Precariedade no combate à COVID-19
A cientista política afirmou também que a situação do sistema prisional brasileiro é muito precária, tendo um total 757 mil presos e um déficit de vagas de 170%, o que torna muito complexo adotar uma política de combate à pandemia, que pressupõe a prática de distanciamento social e cuidados de higiene pessoal. Além disso, a maioria das unidades não conta com uma distribuição de kits de higiene em quantidade suficiente, com equipamentos de proteção de individual.
"Então não é um risco somente para os presos, mas também para os agentes, para quem trabalha. São públicos vulneráveis. Então é importante a gente dizer que não importa o quanto a gente controle a pandemia aqui fora, se a gente não olhar para essa população, a gente vai ter um caldeirão de pessoas contaminadas", argumentou.
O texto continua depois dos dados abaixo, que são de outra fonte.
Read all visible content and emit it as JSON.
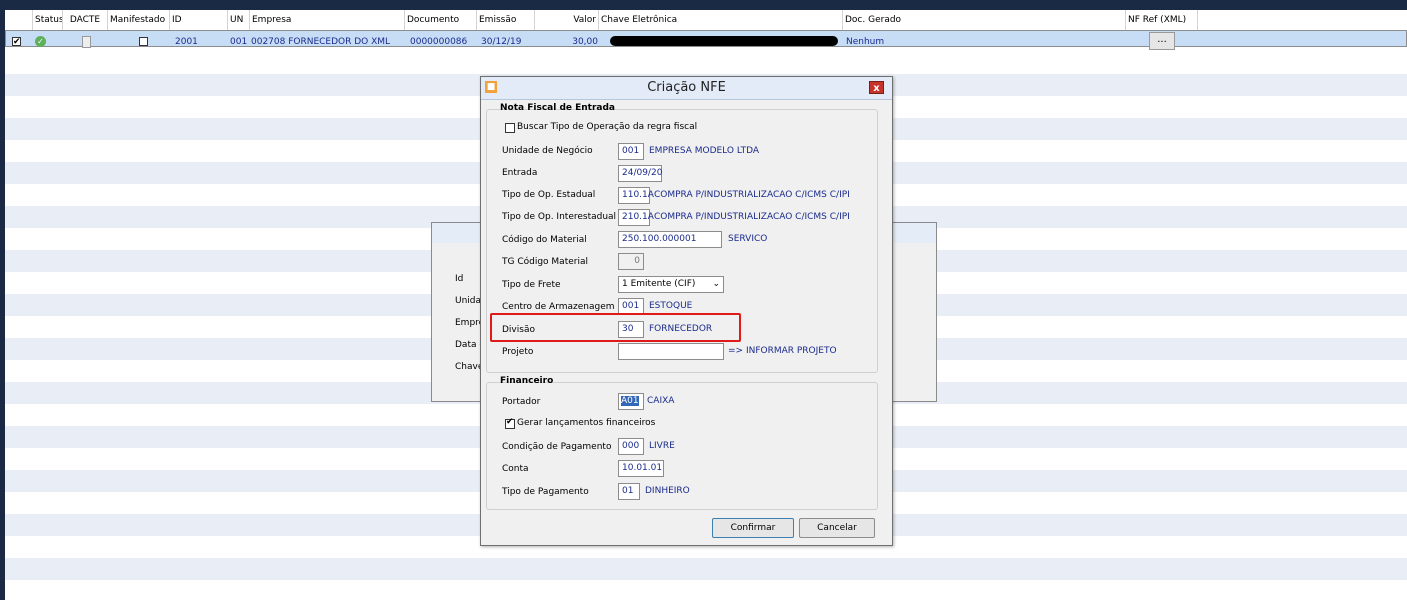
{
  "grid": {
    "headers": [
      "Status",
      "DACTE",
      "Manifestado",
      "ID",
      "UN",
      "Empresa",
      "Documento",
      "Emissão",
      "Valor",
      "Chave Eletrônica",
      "Doc. Gerado",
      "NF Ref (XML)"
    ],
    "row": {
      "id": "2001",
      "un": "001",
      "empresa": "002708  FORNECEDOR DO XML",
      "documento": "0000000086",
      "emissao": "30/12/19",
      "valor": "30,00",
      "doc_gerado": "Nenhum",
      "nf_ref_button": "...",
      "status_color": "#5fb05a"
    }
  },
  "background_panel": {
    "labels": [
      "Id",
      "Unidac",
      "Empre",
      "Data c",
      "Chave"
    ]
  },
  "dialog": {
    "title": "Criação NFE",
    "close": "x",
    "nota": {
      "title": "Nota Fiscal de Entrada",
      "buscar_checkbox": "Buscar Tipo de Operação da regra fiscal",
      "unidade_label": "Unidade de Negócio",
      "unidade_code": "001",
      "unidade_desc": "EMPRESA MODELO LTDA",
      "entrada_label": "Entrada",
      "entrada_value": "24/09/20",
      "tipo_est_label": "Tipo de Op. Estadual",
      "tipo_est_code": "110.1A",
      "tipo_est_desc": "COMPRA P/INDUSTRIALIZACAO C/ICMS C/IPI",
      "tipo_inter_label": "Tipo de Op. Interestadual",
      "tipo_inter_code": "210.1A",
      "tipo_inter_desc": "COMPRA P/INDUSTRIALIZACAO C/ICMS C/IPI",
      "material_label": "Código do Material",
      "material_code": "250.100.000001",
      "material_desc": "SERVICO",
      "tg_label": "TG Código Material",
      "tg_value": "0",
      "frete_label": "Tipo de Frete",
      "frete_value": "1 Emitente (CIF)",
      "centro_label": "Centro de Armazenagem",
      "centro_code": "001",
      "centro_desc": "ESTOQUE",
      "divisao_label": "Divisão",
      "divisao_code": "30",
      "divisao_desc": "FORNECEDOR",
      "projeto_label": "Projeto",
      "projeto_value": "",
      "projeto_link": "=> INFORMAR PROJETO"
    },
    "financeiro": {
      "title": "Financeiro",
      "portador_label": "Portador",
      "portador_code": "A01",
      "portador_desc": "CAIXA",
      "gerar_checkbox": "Gerar lançamentos financeiros",
      "condicao_label": "Condição de Pagamento",
      "condicao_code": "000",
      "condicao_desc": "LIVRE",
      "conta_label": "Conta",
      "conta_value": "10.01.01",
      "tipo_pag_label": "Tipo de Pagamento",
      "tipo_pag_code": "01",
      "tipo_pag_desc": "DINHEIRO"
    },
    "buttons": {
      "confirmar": "Confirmar",
      "cancelar": "Cancelar"
    },
    "highlight_color": "#e01919"
  }
}
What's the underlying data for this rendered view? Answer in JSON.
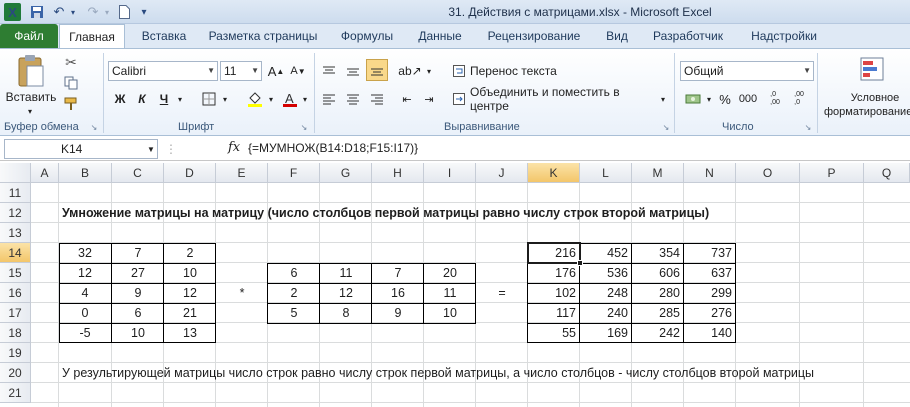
{
  "window": {
    "title": "31. Действия с матрицами.xlsx  -  Microsoft Excel"
  },
  "tabs": [
    "Файл",
    "Главная",
    "Вставка",
    "Разметка страницы",
    "Формулы",
    "Данные",
    "Рецензирование",
    "Вид",
    "Разработчик",
    "Надстройки"
  ],
  "ribbon": {
    "paste_label": "Вставить",
    "clipboard_label": "Буфер обмена",
    "font_name": "Calibri",
    "font_size": "11",
    "font_label": "Шрифт",
    "bold": "Ж",
    "italic": "К",
    "underline": "Ч",
    "wrap_text": "Перенос текста",
    "merge_center": "Объединить и поместить в центре",
    "alignment_label": "Выравнивание",
    "number_format": "Общий",
    "number_label": "Число",
    "percent": "%",
    "thousands": "000",
    "dec_inc": ",0\n,00",
    "dec_dec": ",00\n,0",
    "conditional": "Условное",
    "conditional2": "форматирование"
  },
  "formula_bar": {
    "cell_ref": "K14",
    "fx": "fx",
    "formula": "{=МУМНОЖ(B14:D18;F15:I17)}"
  },
  "sheet": {
    "columns": [
      "A",
      "B",
      "C",
      "D",
      "E",
      "F",
      "G",
      "H",
      "I",
      "J",
      "K",
      "L",
      "M",
      "N",
      "O",
      "P",
      "Q"
    ],
    "rows": [
      "11",
      "12",
      "13",
      "14",
      "15",
      "16",
      "17",
      "18",
      "19",
      "20",
      "21"
    ],
    "selected_column": "K",
    "selected_row": "14",
    "heading": "Умножение матрицы на матрицу (число столбцов первой матрицы равно числу строк второй матрицы)",
    "matrix_a": [
      [
        "32",
        "7",
        "2"
      ],
      [
        "12",
        "27",
        "10"
      ],
      [
        "4",
        "9",
        "12"
      ],
      [
        "0",
        "6",
        "21"
      ],
      [
        "-5",
        "10",
        "13"
      ]
    ],
    "multiply_sign": "*",
    "matrix_b": [
      [
        "6",
        "11",
        "7",
        "20"
      ],
      [
        "2",
        "12",
        "16",
        "11"
      ],
      [
        "5",
        "8",
        "9",
        "10"
      ]
    ],
    "equals_sign": "=",
    "result": [
      [
        "216",
        "452",
        "354",
        "737"
      ],
      [
        "176",
        "536",
        "606",
        "637"
      ],
      [
        "102",
        "248",
        "280",
        "299"
      ],
      [
        "117",
        "240",
        "285",
        "276"
      ],
      [
        "55",
        "169",
        "242",
        "140"
      ]
    ],
    "note": "У результирующей матрицы число строк равно числу строк первой матрицы, а число столбцов - числу столбцов второй матрицы"
  },
  "colors": {
    "file_tab": "#2e7d32",
    "selection": "#f3c66a",
    "ribbon_bg": "#eaf1fa"
  }
}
Ao comentar as perspectivas de plano de vacinação contra a COVID-19 país, Tamires Alves afirmou que a população carcerária deve ser contemplada no projeto, porque é uma grande parcela da população que pode ser contaminada e repassar o vírus, e "isso atinge toda a sociedade civil".
"A defensoria pública de São Paulo aponta que 77,28% das unidades prisionais não possuem uma equipe mínima de saúde. Ou seja, elas não têm um médico no seu quadro de funcionários. É uma situação muito precária no estado mais rico do país e é um descumprimento das leis da Constituição Federal, dos tratados internacionais que o Brasil firma", completou a cientista política.